If you check the log file for the run command information connected with the CPU WU being processed, you will probably find the core using 16 threads. 17 is a large prime and will not be used directly for computing. The log entry will look a bit like this:
Code: Select all
08:35:44:WU00:FS00:0xa7: SIMD: avx_256
08:35:44:WU00:FS00:0xa7:********************************************************************************
08:35:44:WU00:FS00:0xa7:Project: 16927 (Run 7, Clone 6, Gen 50)
08:35:44:WU00:FS00:0xa7:Unit: 0x000000328120d1c95f930c26c013ad6d
08:35:44:WU00:FS00:0xa7:Digital signatures verified
08:35:44:WU00:FS00:0xa7:Calling: mdrun -s frame50.tpr -o frame50.trr -cpi state.cpt -cpt 15 -nt 2
the '-nt 2' indicates that 2 threads will be used. Depending on the OS and libraries in use, 1 or 2 more threads will be present but mostly inactive for the main code of the core executable. In the example I have here the 2 threads slice the region being simulated into 2 sections. A higher thread count will result in more slices in up to 3 dimensions. This is why 17 and similar "large" primes and their multiples aren't used, those as factors will result in slices that are too thin in some dimension.
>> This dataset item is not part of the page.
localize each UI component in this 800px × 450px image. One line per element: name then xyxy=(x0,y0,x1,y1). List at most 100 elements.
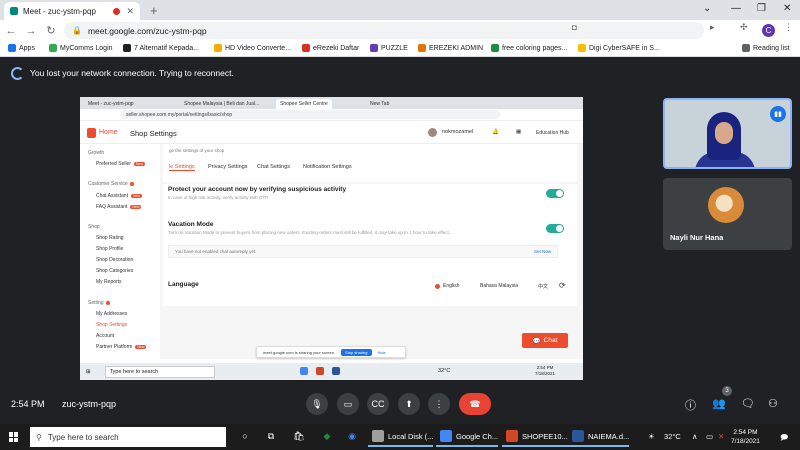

Beyond about 16-18 threads the Gromacs code used in A7 and A8 can reserve some threads for doing PME calculations separately from the threads for each section. Details on this breakdown would be in either the science.log or md.log files that are part of the work files connected with the running WU.
The current version of the A8 core was created with its '--ntmpi' parameter set to 1. That has some implications for thread usage on larger systems, especially multiple processor systems. It also allows use of some thread counts that would not be used by the A7 core, still figuring out the full implications of that. One that is known is that depending on the WU size in atoms and space, different projects have thread counts beyond which there is little or no improvement in processing time. But the core will still use that many.